Delta Lloyd Says Insurer Is Well-Positioned for EU Capital Rules

Delta Lloyd NV, the second-biggest provider of group pensions in the Netherlands, said it’s well-prepared for future European Union capital demands and plans to pay a stable dividend starting next year.

Its economic capital ratio, a measure of available funds compared with required capital, was in the mid-range of a 140 percent to 180 percent target at the end of the third quarter, the Amsterdam-based company said in a statement today. The dividend, which had been linked to earnings, will be unchanged at 1.03 euros a share in 2015, it said.

Starting in 2016, the EU plans to introduce risk-based Solvency II capital requirements, specifying how much insurers must hold to meet future obligations to safeguard customers’ money. The Dutch firm has sought to protect its financial buffers by reducing equity investments, which trigger high capital charges under the rules.
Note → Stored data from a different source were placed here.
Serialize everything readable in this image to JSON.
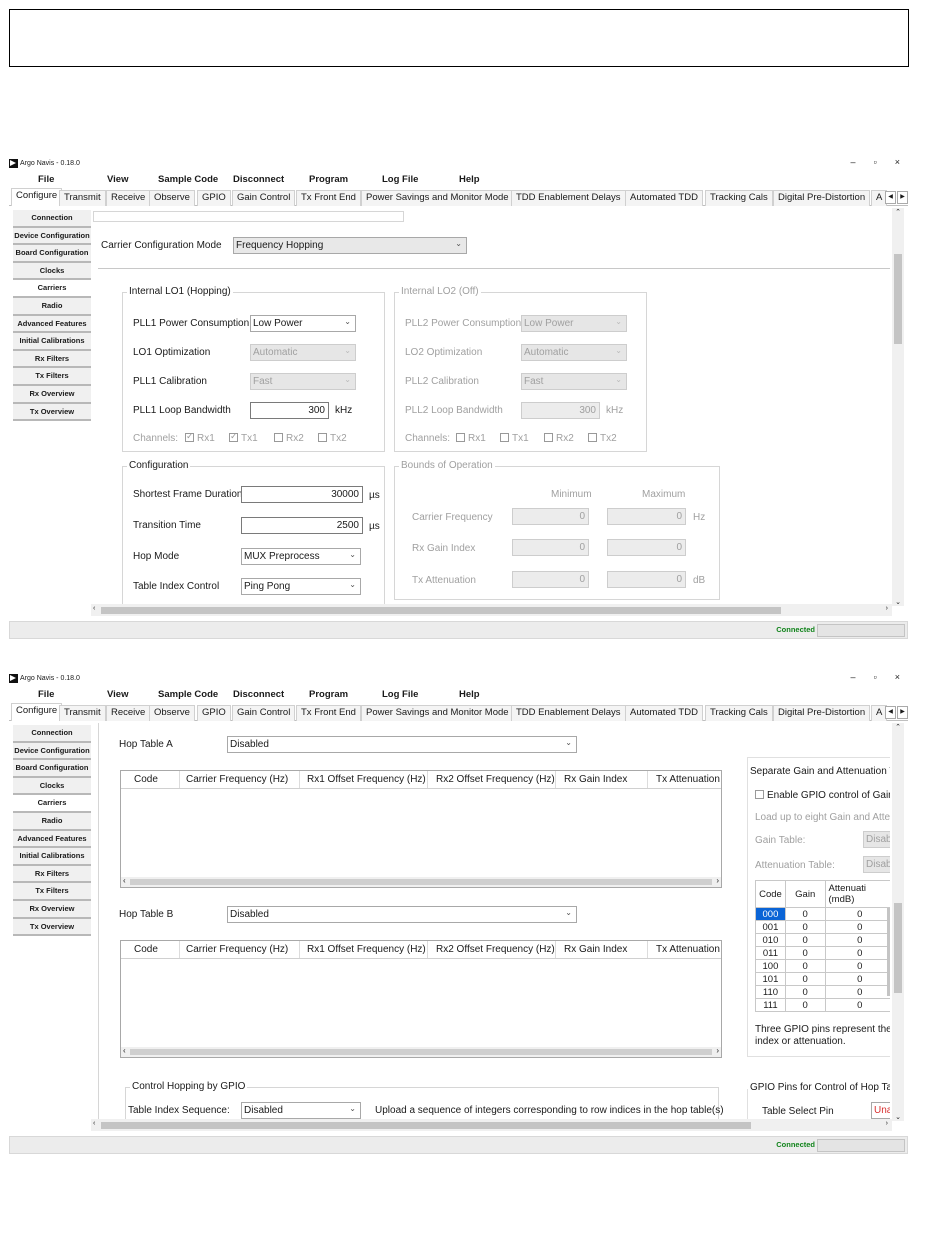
{
  "window": {
    "title": "Argo Navis - 0.18.0",
    "minimize": "–",
    "maximize": "▫",
    "close": "×"
  },
  "menu": [
    "File",
    "View",
    "Sample Code",
    "Disconnect",
    "Program",
    "Log File",
    "Help"
  ],
  "tabs": [
    "Configure",
    "Transmit",
    "Receive",
    "Observe",
    "GPIO",
    "Gain Control",
    "Tx Front End",
    "Power Savings and Monitor Mode",
    "TDD Enablement Delays",
    "Automated TDD",
    "Tracking Cals",
    "Digital Pre-Distortion",
    "A"
  ],
  "active_tab": "Configure",
  "nav": [
    "Connection",
    "Device Configuration",
    "Board Configuration",
    "Clocks",
    "Carriers",
    "Radio",
    "Advanced Features",
    "Initial Calibrations",
    "Rx Filters",
    "Tx Filters",
    "Rx Overview",
    "Tx Overview"
  ],
  "active_nav": "Carriers",
  "status": {
    "text": "Connected"
  },
  "carrier": {
    "mode_label": "Carrier Configuration Mode",
    "mode_value": "Frequency Hopping"
  },
  "lo1": {
    "title": "Internal LO1 (Hopping)",
    "power_label": "PLL1 Power Consumption",
    "power_value": "Low Power",
    "opt_label": "LO1 Optimization",
    "opt_value": "Automatic",
    "cal_label": "PLL1 Calibration",
    "cal_value": "Fast",
    "bw_label": "PLL1 Loop Bandwidth",
    "bw_value": "300",
    "bw_unit": "kHz",
    "channels_label": "Channels:",
    "channels": [
      {
        "name": "Rx1",
        "checked": true
      },
      {
        "name": "Tx1",
        "checked": true
      },
      {
        "name": "Rx2",
        "checked": false
      },
      {
        "name": "Tx2",
        "checked": false
      }
    ]
  },
  "lo2": {
    "title": "Internal LO2 (Off)",
    "power_label": "PLL2 Power Consumption",
    "power_value": "Low Power",
    "opt_label": "LO2 Optimization",
    "opt_value": "Automatic",
    "cal_label": "PLL2 Calibration",
    "cal_value": "Fast",
    "bw_label": "PLL2 Loop Bandwidth",
    "bw_value": "300",
    "bw_unit": "kHz",
    "channels_label": "Channels:",
    "channels": [
      {
        "name": "Rx1",
        "checked": false
      },
      {
        "name": "Tx1",
        "checked": false
      },
      {
        "name": "Rx2",
        "checked": false
      },
      {
        "name": "Tx2",
        "checked": false
      }
    ]
  },
  "config": {
    "title": "Configuration",
    "frame_label": "Shortest Frame Duration",
    "frame_value": "30000",
    "frame_unit": "µs",
    "transition_label": "Transition Time",
    "transition_value": "2500",
    "transition_unit": "µs",
    "hop_mode_label": "Hop Mode",
    "hop_mode_value": "MUX Preprocess",
    "table_index_label": "Table Index Control",
    "table_index_value": "Ping Pong"
  },
  "bounds": {
    "title": "Bounds of Operation",
    "min_header": "Minimum",
    "max_header": "Maximum",
    "rows": [
      {
        "label": "Carrier Frequency",
        "min": "0",
        "max": "0",
        "unit": "Hz"
      },
      {
        "label": "Rx Gain Index",
        "min": "0",
        "max": "0",
        "unit": ""
      },
      {
        "label": "Tx Attenuation",
        "min": "0",
        "max": "0",
        "unit": "dB"
      }
    ]
  },
  "hop_a": {
    "label": "Hop Table A",
    "value": "Disabled",
    "columns": [
      "Code",
      "Carrier Frequency (Hz)",
      "Rx1 Offset Frequency (Hz)",
      "Rx2 Offset Frequency (Hz)",
      "Rx Gain Index",
      "Tx Attenuation ("
    ]
  },
  "hop_b": {
    "label": "Hop Table B",
    "value": "Disabled",
    "columns": [
      "Code",
      "Carrier Frequency (Hz)",
      "Rx1 Offset Frequency (Hz)",
      "Rx2 Offset Frequency (Hz)",
      "Rx Gain Index",
      "Tx Attenuation ("
    ]
  },
  "gpio_hop": {
    "title": "Control Hopping by GPIO",
    "seq_label": "Table Index Sequence:",
    "seq_value": "Disabled",
    "upload_text": "Upload a sequence of integers corresponding to row indices in the hop table(s)"
  },
  "sep_gain": {
    "title": "Separate Gain and Attenuation Ta",
    "enable_label": "Enable GPIO control of Gain a",
    "load_text": "Load up to eight Gain and Attenu",
    "gain_table_label": "Gain Table:",
    "gain_table_value": "Disab",
    "atten_table_label": "Attenuation Table:",
    "atten_table_value": "Disab",
    "col_code": "Code",
    "col_gain": "Gain",
    "col_atten_1": "Attenuati",
    "col_atten_2": "(mdB)",
    "rows": [
      {
        "code": "000",
        "gain": "0",
        "atten": "0"
      },
      {
        "code": "001",
        "gain": "0",
        "atten": "0"
      },
      {
        "code": "010",
        "gain": "0",
        "atten": "0"
      },
      {
        "code": "011",
        "gain": "0",
        "atten": "0"
      },
      {
        "code": "100",
        "gain": "0",
        "atten": "0"
      },
      {
        "code": "101",
        "gain": "0",
        "atten": "0"
      },
      {
        "code": "110",
        "gain": "0",
        "atten": "0"
      },
      {
        "code": "111",
        "gain": "0",
        "atten": "0"
      }
    ],
    "note_1": "Three GPIO pins represent the co",
    "note_2": "index or attenuation."
  },
  "gpio_pins": {
    "title": "GPIO Pins for Control of Hop Table",
    "select_label": "Table Select Pin",
    "select_value": "Una"
  }
}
It has also bought a swap to protect against risks of policyholders living longer.

Delta Lloyd’s solvency “is in line with what we expected and what is satisfactory, showing that the de-risking efforts had its benefits,” Cor Kluis, an Utrecht, Netherlands-based analyst at Rabobank Groep, said in a note today. He recommends clients buy the shares.
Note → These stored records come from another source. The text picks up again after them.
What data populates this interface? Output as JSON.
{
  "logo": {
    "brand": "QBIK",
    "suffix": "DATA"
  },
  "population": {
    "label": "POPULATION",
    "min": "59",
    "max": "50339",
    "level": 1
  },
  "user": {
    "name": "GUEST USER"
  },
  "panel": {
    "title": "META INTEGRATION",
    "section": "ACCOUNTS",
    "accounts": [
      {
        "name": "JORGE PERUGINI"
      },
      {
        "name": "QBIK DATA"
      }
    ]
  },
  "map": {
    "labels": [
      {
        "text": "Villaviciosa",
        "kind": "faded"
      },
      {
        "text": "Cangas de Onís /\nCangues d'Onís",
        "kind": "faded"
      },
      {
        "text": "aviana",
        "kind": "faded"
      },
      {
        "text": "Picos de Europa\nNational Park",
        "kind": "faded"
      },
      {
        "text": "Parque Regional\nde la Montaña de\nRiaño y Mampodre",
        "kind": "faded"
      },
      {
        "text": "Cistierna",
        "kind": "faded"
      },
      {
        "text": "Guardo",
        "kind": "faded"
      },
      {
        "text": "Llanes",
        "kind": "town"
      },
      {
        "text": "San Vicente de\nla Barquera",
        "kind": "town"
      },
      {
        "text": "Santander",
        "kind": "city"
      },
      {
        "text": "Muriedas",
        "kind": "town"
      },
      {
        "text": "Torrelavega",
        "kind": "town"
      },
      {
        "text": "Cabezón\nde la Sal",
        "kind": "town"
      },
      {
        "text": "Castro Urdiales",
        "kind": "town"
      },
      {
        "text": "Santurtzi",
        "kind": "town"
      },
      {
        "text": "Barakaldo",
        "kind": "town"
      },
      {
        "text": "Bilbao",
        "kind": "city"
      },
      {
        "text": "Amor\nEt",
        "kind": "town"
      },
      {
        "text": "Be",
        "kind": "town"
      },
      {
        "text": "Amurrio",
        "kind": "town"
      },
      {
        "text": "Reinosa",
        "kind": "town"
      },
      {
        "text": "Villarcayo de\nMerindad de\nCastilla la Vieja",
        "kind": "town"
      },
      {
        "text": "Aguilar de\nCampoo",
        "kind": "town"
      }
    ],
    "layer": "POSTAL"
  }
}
The stock rose as much as 1.7 percent in Amsterdam trading today and was up 0.3 percent to 19.04 euros at 12:26 p.m. today. That compared with a 1.1 percent increase in the Bloomberg Europe 500 Insurance Index.

Internal Model

Delta Lloyd plans to report future regulatory solvency based on an internal model that’s already used to calculate economic capital. The model has been submitted for regulatory approval, it said. Based on a standard framework, the solvency ratio would be lower, yet exceed 100 percent, Chief Executive Officer Niek Hoek told analysts today.

Hoek, who is stepping down in January, said the dividend is subject to internal solvency targets. The company plans to reduce a premium for shareholders who agree to receive dividends in stock instead of cash to 2 percent from 4 percent for the 2014 final payout.

Delta Lloyd eventually plans to move to a full cash dividend and buy back shares to eliminate dilution from stock payouts. Hoek said his successor, Hans van der Noordaa, might be able to provide more details on the timing of such a move in the third quarter of 2015, when there’s more clarity on regulations.